L’aquaculture biologique en quête de réglementation

Pour la première fois un accord a été trouvé au niveau européen

(15/07/09) Après plus d’un an et demi de pourparlers, le Comité permanent de l’agriculture biologique est parvenue à un accord pour établir des règles sur l’aquaculture biologique.
L’aquaculture biologique passe par le contrôle de l’impact environnemental, des procédures d’élevage naturelles sans utilisation d’hormones ni d’antibiotiques, l’absence d’OGM dans les stocks et la nourriture, ou encore l’intégration d’un ensemble de plantes naturelles dans la gestion de l’élevage aquacole.
Le projet de réglementation vise à l’harmonisation des règles de production. Un logo communautaire UE biologique sera utilisé, et l’interdiction des OGM sera renforcée.
Le groupe régional européen de l’International Federation of Organic Agriculture Movement (IFOAM), qui représente plus de 300 organisations membres de l’IFOAM, a félicité les États membres d’avoir trouvé un compromis afin de définir, pour la toute première fois dans l’histoire, des règles générales pour l’aquaculture biologique. Mais le groupe IFOAM-UE souligne que certains points devront être développés dans l’avenir.
«Réguler l’aquaculture biologique au niveau européen est un succès en soi étant donné que le sujet était très complexe et qu’il était difficile de trouver un accord dans ce secteur et au sein même des Etats membres», a affirmé Christopher Stopes, le président du groupe IFOAM-UE. «Nous nous réjouissons que l’Union européenne soit parvenue à définir un minimum de critères légaux pour cet important secteur de production alimentaire.
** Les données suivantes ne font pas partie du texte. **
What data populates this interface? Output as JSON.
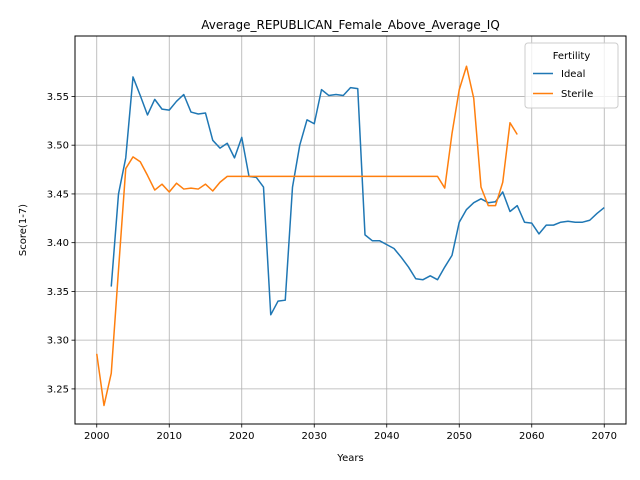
{
  "chart_data": {
    "type": "line",
    "title": "Average_REPUBLICAN_Female_Above_Average_IQ",
    "xlabel": "Years",
    "ylabel": "Score(1-7)",
    "xlim": [
      1997,
      2073
    ],
    "ylim": [
      3.214,
      3.612
    ],
    "xticks": [
      2000,
      2010,
      2020,
      2030,
      2040,
      2050,
      2060,
      2070
    ],
    "yticks": [
      3.25,
      3.3,
      3.35,
      3.4,
      3.45,
      3.5,
      3.55
    ],
    "ytick_labels": [
      "3.25",
      "3.30",
      "3.35",
      "3.40",
      "3.45",
      "3.50",
      "3.55"
    ],
    "grid": true,
    "legend": {
      "title": "Fertility",
      "placement": "top-right"
    },
    "series": [
      {
        "name": "Ideal",
        "color": "#1f77b4",
        "x": [
          2002,
          2003,
          2004,
          2005,
          2006,
          2007,
          2008,
          2009,
          2010,
          2011,
          2012,
          2013,
          2014,
          2015,
          2016,
          2017,
          2018,
          2019,
          2020,
          2021,
          2022,
          2023,
          2024,
          2025,
          2026,
          2027,
          2028,
          2029,
          2030,
          2031,
          2032,
          2033,
          2034,
          2035,
          2036,
          2037,
          2038,
          2039,
          2040,
          2041,
          2042,
          2043,
          2044,
          2045,
          2046,
          2047,
          2048,
          2049,
          2050,
          2051,
          2052,
          2053,
          2054,
          2055,
          2056,
          2057,
          2058,
          2059,
          2060,
          2061,
          2062,
          2063,
          2064,
          2065,
          2066,
          2067,
          2068,
          2069,
          2070
        ],
        "y": [
          3.355,
          3.45,
          3.487,
          3.57,
          3.551,
          3.531,
          3.547,
          3.537,
          3.536,
          3.545,
          3.552,
          3.534,
          3.532,
          3.533,
          3.505,
          3.497,
          3.502,
          3.487,
          3.508,
          3.468,
          3.467,
          3.457,
          3.326,
          3.34,
          3.341,
          3.457,
          3.5,
          3.526,
          3.522,
          3.557,
          3.551,
          3.552,
          3.551,
          3.559,
          3.558,
          3.408,
          3.402,
          3.402,
          3.398,
          3.394,
          3.385,
          3.375,
          3.363,
          3.362,
          3.366,
          3.362,
          3.375,
          3.387,
          3.421,
          3.434,
          3.441,
          3.445,
          3.441,
          3.442,
          3.452,
          3.432,
          3.438,
          3.421,
          3.42,
          3.409,
          3.418,
          3.418,
          3.421,
          3.422,
          3.421,
          3.421,
          3.423,
          3.43,
          3.436
        ]
      },
      {
        "name": "Sterile",
        "color": "#ff7f0e",
        "x": [
          2000,
          2001,
          2002,
          2003,
          2004,
          2005,
          2006,
          2007,
          2008,
          2009,
          2010,
          2011,
          2012,
          2013,
          2014,
          2015,
          2016,
          2017,
          2018,
          2019,
          2020,
          2021,
          2022,
          2023,
          2024,
          2025,
          2026,
          2027,
          2028,
          2029,
          2030,
          2031,
          2032,
          2033,
          2034,
          2035,
          2036,
          2037,
          2038,
          2039,
          2040,
          2041,
          2042,
          2043,
          2044,
          2045,
          2046,
          2047,
          2048,
          2049,
          2050,
          2051,
          2052,
          2053,
          2054,
          2055,
          2056,
          2057,
          2058
        ],
        "y": [
          3.286,
          3.233,
          3.266,
          3.372,
          3.476,
          3.488,
          3.483,
          3.469,
          3.454,
          3.46,
          3.452,
          3.461,
          3.455,
          3.456,
          3.455,
          3.46,
          3.453,
          3.462,
          3.468,
          3.468,
          3.468,
          3.468,
          3.468,
          3.468,
          3.468,
          3.468,
          3.468,
          3.468,
          3.468,
          3.468,
          3.468,
          3.468,
          3.468,
          3.468,
          3.468,
          3.468,
          3.468,
          3.468,
          3.468,
          3.468,
          3.468,
          3.468,
          3.468,
          3.468,
          3.468,
          3.468,
          3.468,
          3.468,
          3.456,
          3.512,
          3.557,
          3.581,
          3.548,
          3.457,
          3.438,
          3.438,
          3.462,
          3.523,
          3.511
        ]
      }
    ]
  }
}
L’accord législatif devrait particulièrement améliorer les comparaisons dans un marché internationalisé à l’extrême et disposant d’une large variété de poissons et de crustacés biologiques».
«Les règles approuvées par l’Union européenne sont un bon départ pour le développement futur de l’aquaculture biologique au sein de l’UE. Ajoutées aux normes et initiatives privées, ces règles s’orientent vers le développement durable, et fournissent par ailleurs, un gage de confiance aux consommateurs», a souligné Marco Schlüter, le directeur du groupe.
«Cependant, nous sommes conscients que ces règles arrivent au moment où exceptionnellement des normes privées sont mises en place. Par conséquent, nous apprécions la période de transition, par exemple sur les densités de poisson pour les acteurs actuels jusqu’en 2013, et pouvoir ainsi leur offrir le temps nécessaire afin de s’adapter au mieux à cette dernière situation», a poursuivit M. Schlüter.
«En outre, la révision anticipée menée par la Commission sur les règles d’aquaculture biologique d’ici à 2013 nous donne l’opportunité de continuer l’harmonisation législative commencée. Ainsi, le groupe IFOAM-UE fait pression sur la Commission pour développer un projet de recherche afin de fournir des preuves scientifiques», a ajouté Andrzej Szeremeta, le coordinateur législatif du groupe IFOAM-UE chargé du pôle alimentaire.
L’IFOAM-UE souhaite devenir le porte-parole du secteur biologique au sein de l’Union européenne.